Two days ago Boudreaux posted some data on hospital capacity that seem to suggest that we do not need to worry about hospitals getting overwhelmed with COVID patients because capacity utilization over time is flat.  As Boudreaux puts it:

The bottom line is that, when broken down to the state level – at least for the period November 4th through December 4th – there is no evidence that hospitals in the U.S. are close to running out of beds for patients.

Of course, there are other possibilities that Boudreaux does not flag for his readers.  For example, to take a wild possibility at random, it may be that hospitals are not admitting as many sick COVID patients as they fill up. 

Ashish Jha in the Washington Post:

What is happening is pretty simple: As hospitals fill up, they are admitting fewer and fewer people. As any doctor or nurse will tell you, as the demand for beds soars, the threshold for admission rises with it. . . .

One theory that some have advanced is that better treatment is leading to fewer hospitalizations or that more testing is identifying milder cases, and that’s why hospitalization rates are dropping. But outpatient treatment of covid has not changed meaningfully in the past month. The most promising potential outpatient treatment, monoclonal antibodies, has yet to see wide usage. Testing has increased, with more than 2 million tests conducted on some recent days, but case numbers and test positive rates have been rising even more steeply, indicating that we are still missing many more cases — especially mild and asymptomatic cases — so there is no evidence that more testing explains the change in rates of hospitalization.
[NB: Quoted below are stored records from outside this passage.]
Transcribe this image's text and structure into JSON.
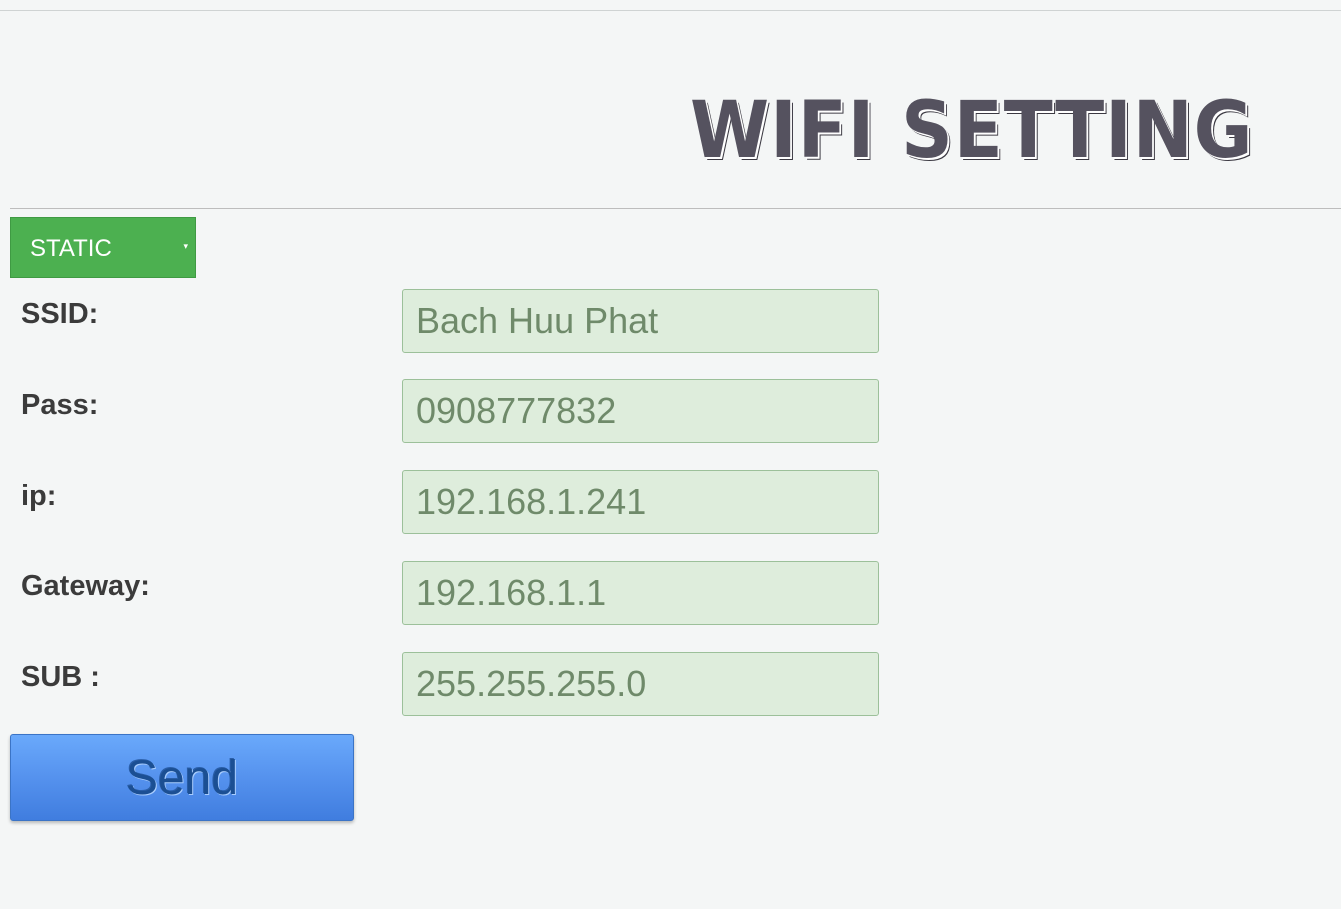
{
  "header": {
    "title": "WIFI SETTING"
  },
  "mode": {
    "selected": "STATIC",
    "arrow": "▾"
  },
  "fields": [
    {
      "label": "SSID:",
      "value": "Bach Huu Phat"
    },
    {
      "label": "Pass:",
      "value": "0908777832"
    },
    {
      "label": "ip:",
      "value": "192.168.1.241"
    },
    {
      "label": "Gateway:",
      "value": "192.168.1.1"
    },
    {
      "label": "SUB :",
      "value": "255.255.255.0"
    }
  ],
  "actions": {
    "send_label": "Send"
  },
  "colors": {
    "page_background": "#f4f6f6",
    "select_background": "#4cb050",
    "input_background": "#deeddc",
    "input_text": "#6f8a6a",
    "button_blue": "#5592ee",
    "title_text": "#55525f"
  }
}
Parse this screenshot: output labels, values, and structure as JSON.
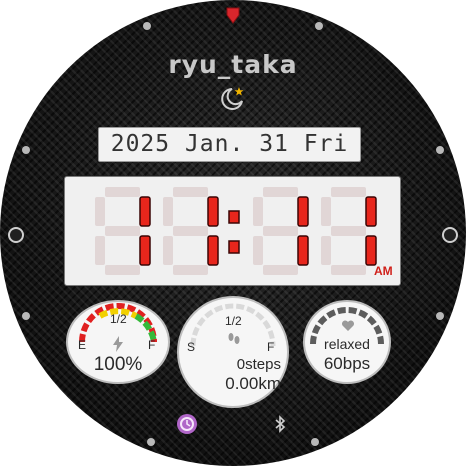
{
  "brand": "ryu_taka",
  "date": "2025 Jan. 31 Fri",
  "time": {
    "hours": "11",
    "minutes": "11",
    "ampm": "AM"
  },
  "battery": {
    "level_label": "1/2",
    "empty": "E",
    "full": "F",
    "percent": "100%",
    "fill": 1.0
  },
  "steps": {
    "level_label": "1/2",
    "start": "S",
    "full": "F",
    "count": "0steps",
    "distance": "0.00km"
  },
  "stress": {
    "status": "relaxed",
    "heart_rate": "60bps"
  },
  "colors": {
    "digit_on": "#e8261c",
    "digit_off": "#e1d6d6",
    "accent_purple": "#b066c8"
  },
  "icons": [
    "moon-star-icon",
    "lightning-icon",
    "footprints-icon",
    "heart-icon",
    "alarm-clock-icon",
    "bluetooth-icon"
  ]
}
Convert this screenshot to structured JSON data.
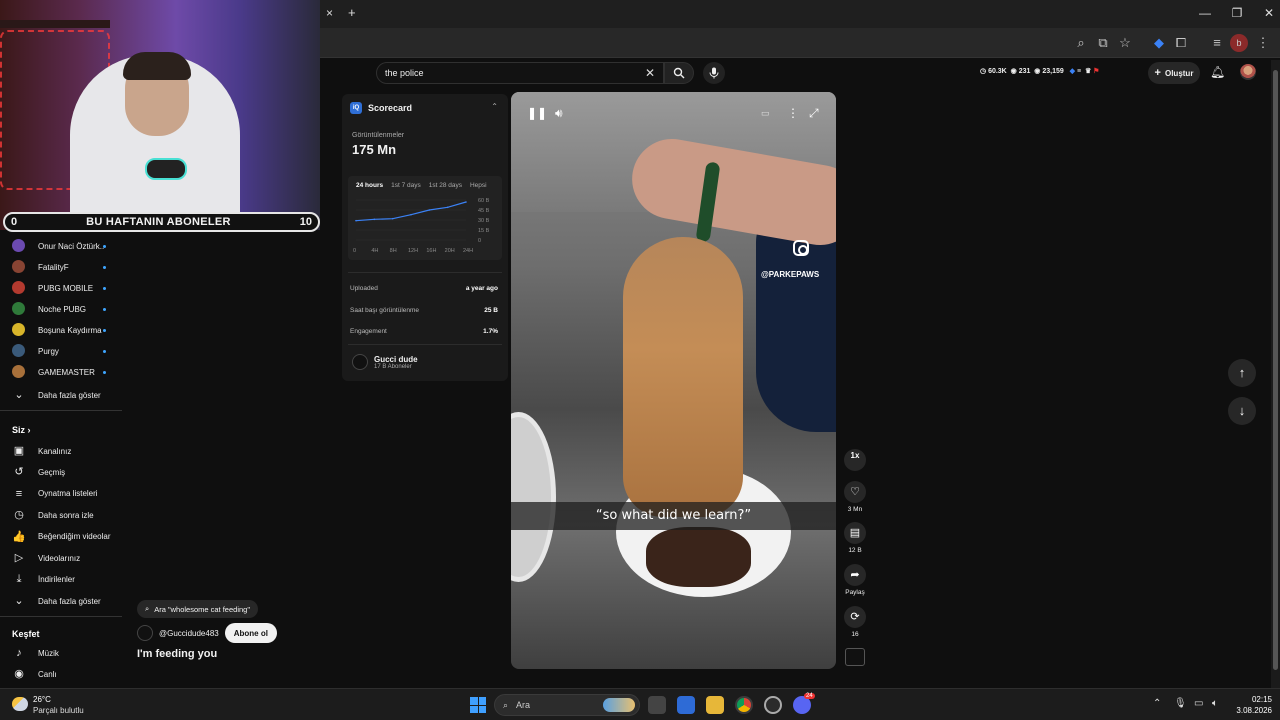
{
  "webcam": {
    "sub_left": "0",
    "sub_title": "BU HAFTANIN ABONELER",
    "sub_right": "10"
  },
  "browser": {
    "tab_close": "×",
    "new_tab": "+"
  },
  "sidebar": {
    "subscriptions": [
      {
        "label": "Onur Naci Öztürk...",
        "color": "#6b4ab0"
      },
      {
        "label": "FatalityF",
        "color": "#884433"
      },
      {
        "label": "PUBG MOBILE",
        "color": "#b33a2f"
      },
      {
        "label": "Noche PUBG",
        "color": "#2f7a3a"
      },
      {
        "label": "Boşuna Kaydırma",
        "color": "#d8b52a"
      },
      {
        "label": "Purgy",
        "color": "#3a5a7a"
      },
      {
        "label": "GAMEMASTER",
        "color": "#a8703a"
      }
    ],
    "show_more_1": "Daha fazla göster",
    "you_title": "Siz",
    "you_items": [
      {
        "label": "Kanalınız",
        "icon": "channel-icon",
        "glyph": "▣"
      },
      {
        "label": "Geçmiş",
        "icon": "history-icon",
        "glyph": "↺"
      },
      {
        "label": "Oynatma listeleri",
        "icon": "playlist-icon",
        "glyph": "≡"
      },
      {
        "label": "Daha sonra izle",
        "icon": "clock-icon",
        "glyph": "◷"
      },
      {
        "label": "Beğendiğim videolar",
        "icon": "thumbs-up-icon",
        "glyph": "👍"
      },
      {
        "label": "Videolarınız",
        "icon": "video-icon",
        "glyph": "▷"
      },
      {
        "label": "İndirilenler",
        "icon": "download-icon",
        "glyph": "⤓"
      }
    ],
    "show_more_2": "Daha fazla göster",
    "explore_title": "Keşfet",
    "explore_items": [
      {
        "label": "Müzik",
        "icon": "music-icon",
        "glyph": "♪"
      },
      {
        "label": "Canlı",
        "icon": "live-icon",
        "glyph": "◉"
      }
    ]
  },
  "search": {
    "value": "the police"
  },
  "stats": {
    "a": "60.3K",
    "b": "231",
    "c": "23,159"
  },
  "header": {
    "create_label": "Oluştur"
  },
  "scorecard": {
    "title": "Scorecard",
    "views_label": "Görüntülenmeler",
    "views_value": "175 Mn",
    "tabs": [
      "24 hours",
      "1st 7 days",
      "1st 28 days",
      "Hepsi"
    ],
    "chart_data": {
      "type": "line",
      "x": [
        "0",
        "4H",
        "8H",
        "12H",
        "16H",
        "20H",
        "24H"
      ],
      "y_ticks": [
        "60 B",
        "45 B",
        "30 B",
        "15 B",
        "0"
      ],
      "values": [
        29,
        31,
        32,
        38,
        45,
        49,
        57
      ],
      "ylim": [
        0,
        60
      ]
    },
    "rows": [
      {
        "label": "Uploaded",
        "value": "a year ago"
      },
      {
        "label": "Saat başı görüntülenme",
        "value": "25 B"
      },
      {
        "label": "Engagement",
        "value": "1.7%"
      }
    ],
    "channel_name": "Gucci dude",
    "channel_subs": "17 B Aboneler"
  },
  "video": {
    "caption": "“so what did we learn?”",
    "handle": "@PARKEPAWS"
  },
  "actions": {
    "speed": "1x",
    "likes": "3 Mn",
    "comments": "12 B",
    "share": "Paylaş",
    "remix": "16"
  },
  "overlay": {
    "suggestion": "Ara \"wholesome cat feeding\"",
    "channel": "@Guccidude483",
    "subscribe": "Abone ol",
    "title": "I'm feeding you"
  },
  "taskbar": {
    "temp": "26°C",
    "weather": "Parçalı bulutlu",
    "search_placeholder": "Ara",
    "time": "02:15",
    "date": "3.08.2026",
    "discord_badge": "24"
  }
}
What is happening is that patients who would have been admitted to hospitals earlier in the year are not being admitted now. Indeed, by my best calculation, between a third and half of covid-19 patients who would have been admitted in the beginning of October are now being sent home instead. This is really bad for patients. Some will get much sicker at home. Some may die there.

And from the Grey Lady:

More than a third of Americans live in areas where hospitals are running critically short of intensive care beds, federal data show, revealing a newly detailed picture of the nation’s hospital crisis during the deadliest week of the Covid-19 epidemic.

Hospitals serving more than 100 million Americans reported having fewer than 15 percent of intensive care beds still available as of last week, according to a Times analysis of data reported by hospitals and released by the Department of Health and Human Services. . . . 

There is some evidence physicians are already limiting care, Dr. Tsai said. For the last several weeks, the rate at which Covid-19 patients are going to hospitals has started decreasing. “That suggests that there’s some rationing and stricter triage criteria about who gets admitted as hospitals remain full,” he said.

We can debate what is happening and how the government should respond.  But Boudreaux just can’t seem to acknowledge that there might, possibly, be a reasonable case for aggressive public health measures to slow the epidemic.  Instead, he keeps the anti-government rhetoric dialed up to 11 (“tyranny!”), and continues to stoke outrage with misleading statistics.  This is especially perverse given the rise in right wing extremism and the fact that vaccines will soon become widely available.